O "jornal i" escreve hoje que "durante anos, o esquema repetiu-se: em dia de exame teórico os alunos de escolas náuticas recebiam por sms as respostas corretas. Sem pagar mais por isso: o esquema envolvia um funcionário do Instituto Portuário e dos Transportes Marítimos (IPTM) e um formador de navegadores de recreio. O objetivo passava simplesmente por chamar mais clientes a algumas escolas, atraídos por altas taxas de aprovação".

Segundo o jornal, "o estratagema foi descoberto e os suspeitos foram acusados de corrupção passiva, abuso de poder e falsificação de documentos. A 8ª Vara Criminal de Lisboa, contudo absolveu-os de todos os crimes.
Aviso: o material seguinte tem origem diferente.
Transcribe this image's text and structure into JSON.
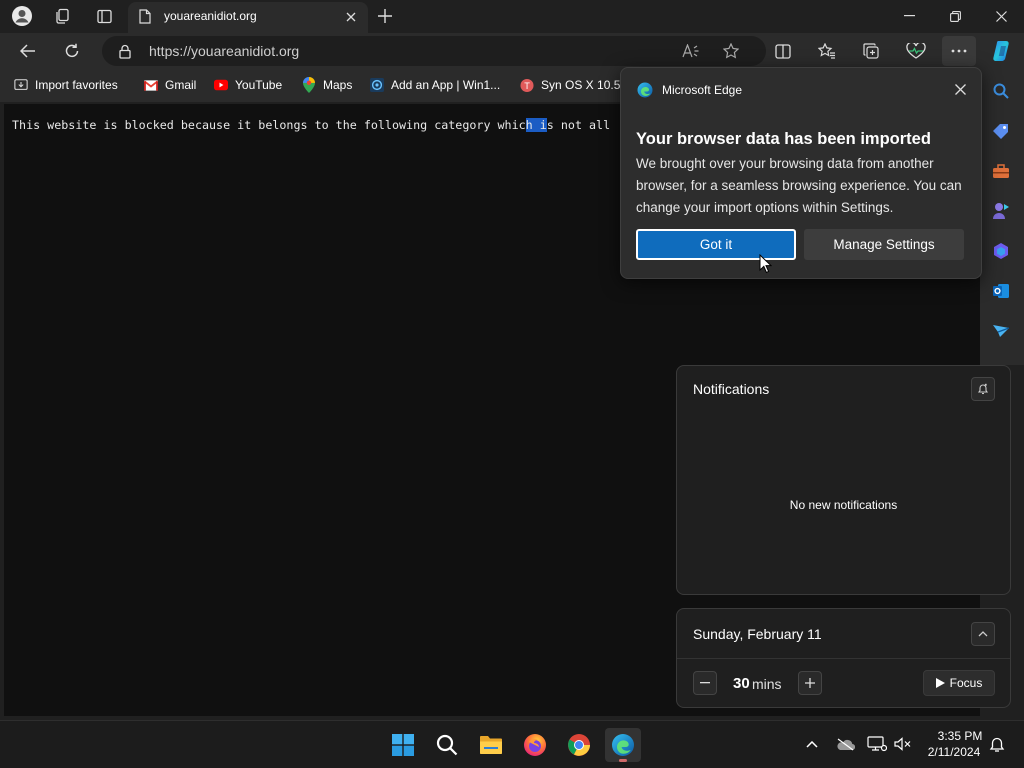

Mas, em maio, depois de um recurso apresentado pelo Ministério Público, duas juízas da Relação de Lisboa inverteram o rumo da história e condenaram Vítor Gouveia, funcionário do IPTM, por um crime de corrupção para ato lícito, e Vieira Amândio, formador de navegadores de recreio e vogal dos júris dos exames, por falsificação de documento. Ambos foram condenados a pagar 2200 euros em multa".